Debt servicing crowding out devt, Obi warns FG



Dare Babalola

Former Labour Party presidential candidate, Peter Obi, has raised concerns over Nigeria’s rising debt servicing obligations, warning that the country’s fiscal priorities are becoming increasingly unsustainable.

In a statement issued on Monday, Obi reacted to remarks by President Bola Tinubu during a recent foreign tour that Nigeria would spend about $11.6 billion on debt servicing.

According to Obi, the figure should worry Nigerians concerned about the country’s economic future and long-term development.

The former Anambra State governor said borrowing is not inherently wrong if it is driven by prudence and invested in productive sectors capable of generating sustainable economic returns.
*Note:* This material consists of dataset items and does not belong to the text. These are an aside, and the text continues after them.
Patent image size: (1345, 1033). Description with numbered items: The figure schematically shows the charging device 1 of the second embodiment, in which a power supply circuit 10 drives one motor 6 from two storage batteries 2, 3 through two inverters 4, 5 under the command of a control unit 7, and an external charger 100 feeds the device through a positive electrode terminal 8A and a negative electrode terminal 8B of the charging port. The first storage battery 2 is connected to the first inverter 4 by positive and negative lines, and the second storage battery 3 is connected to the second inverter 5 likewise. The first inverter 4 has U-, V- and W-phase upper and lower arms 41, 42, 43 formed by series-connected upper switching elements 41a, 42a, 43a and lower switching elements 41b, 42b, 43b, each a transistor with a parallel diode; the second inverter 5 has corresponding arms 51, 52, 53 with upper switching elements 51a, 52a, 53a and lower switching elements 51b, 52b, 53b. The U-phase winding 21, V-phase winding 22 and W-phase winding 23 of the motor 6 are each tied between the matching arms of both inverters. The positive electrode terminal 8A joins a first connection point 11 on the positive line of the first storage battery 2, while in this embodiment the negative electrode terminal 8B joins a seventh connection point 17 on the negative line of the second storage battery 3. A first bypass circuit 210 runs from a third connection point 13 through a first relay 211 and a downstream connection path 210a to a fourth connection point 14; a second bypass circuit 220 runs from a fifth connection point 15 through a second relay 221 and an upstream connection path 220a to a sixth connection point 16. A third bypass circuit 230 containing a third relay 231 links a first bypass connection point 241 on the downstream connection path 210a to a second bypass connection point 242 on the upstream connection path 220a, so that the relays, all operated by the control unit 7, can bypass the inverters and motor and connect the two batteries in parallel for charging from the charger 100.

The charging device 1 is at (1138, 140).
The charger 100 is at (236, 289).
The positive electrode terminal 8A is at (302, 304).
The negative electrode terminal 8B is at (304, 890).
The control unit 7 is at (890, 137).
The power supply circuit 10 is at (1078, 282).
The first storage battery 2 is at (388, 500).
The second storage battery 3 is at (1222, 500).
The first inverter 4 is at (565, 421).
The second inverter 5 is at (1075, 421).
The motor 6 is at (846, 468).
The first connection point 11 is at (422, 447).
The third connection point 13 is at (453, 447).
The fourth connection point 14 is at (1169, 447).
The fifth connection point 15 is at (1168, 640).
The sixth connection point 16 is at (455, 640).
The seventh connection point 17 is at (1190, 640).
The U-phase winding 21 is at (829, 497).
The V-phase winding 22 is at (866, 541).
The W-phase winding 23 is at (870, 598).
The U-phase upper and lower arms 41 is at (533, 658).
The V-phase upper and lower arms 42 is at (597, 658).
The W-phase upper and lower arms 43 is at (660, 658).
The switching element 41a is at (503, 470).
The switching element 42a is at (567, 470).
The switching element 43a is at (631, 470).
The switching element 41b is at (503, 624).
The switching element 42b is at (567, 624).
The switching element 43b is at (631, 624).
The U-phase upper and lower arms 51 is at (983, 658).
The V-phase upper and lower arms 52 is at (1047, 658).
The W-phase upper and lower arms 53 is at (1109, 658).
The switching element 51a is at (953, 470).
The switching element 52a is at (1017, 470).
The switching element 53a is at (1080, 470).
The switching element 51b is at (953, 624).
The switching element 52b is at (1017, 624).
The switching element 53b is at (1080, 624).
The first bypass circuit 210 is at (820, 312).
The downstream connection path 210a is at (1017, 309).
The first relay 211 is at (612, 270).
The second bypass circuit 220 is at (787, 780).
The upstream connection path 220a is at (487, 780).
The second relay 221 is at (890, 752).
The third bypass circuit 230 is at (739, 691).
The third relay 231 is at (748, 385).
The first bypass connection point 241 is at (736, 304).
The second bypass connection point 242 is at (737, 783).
He cited countries such as Japan, the United Kingdom, the United States, the United Arab Emirates, Singapore and Indonesia as examples of nations with high debt profiles that nonetheless channel borrowed funds into critical sectors including education, healthcare, infrastructure and innovation.

Obi, however, argued that Nigeria’s experience has been different, alleging that a significant portion of the country’s borrowing has been spent on consumption with little visible developmental impact.

“It is also important to note that a huge portion of the debt currently being serviced was accumulated under the Tinubu administration itself, while borrowing has continued at a significant pace,” he said.

He listed recent external borrowing arrangements to include about $5 billion from First Abu Dhabi Bank in the UAE, $1 billion from UK Export Finance through Citibank London, a proposed $1.25 billion World Bank facility and an additional $516 million arranged through Deutsche Bank.

According to him, the latest external loan commitments total roughly $7.8 billion, excluding continued domestic borrowing through monthly bond issuances.

Obi further expressed concern over what he described as an imbalance in the 2026 budget, noting that allocations to health, education and poverty alleviation combined stood at about ₦5.885 trillion, while debt servicing was projected at between ₦17 trillion and ₦18 trillion.

He argued that the development reflects a troubling fiscal reality where debt obligations are crowding out investment in human capital and poverty reduction.

The former governor also alleged that even the limited allocations to critical sectors may not be fully released or effectively utilised.

“Ultimately, the central issue is not borrowing itself, but whether borrowed funds are being converted into measurable productivity, inclusive growth, and improved living standards,” Obi stated.

He warned that without productive use of borrowed funds, debt servicing could become a long-term structural burden that would constrain development and worsen economic vulnerability.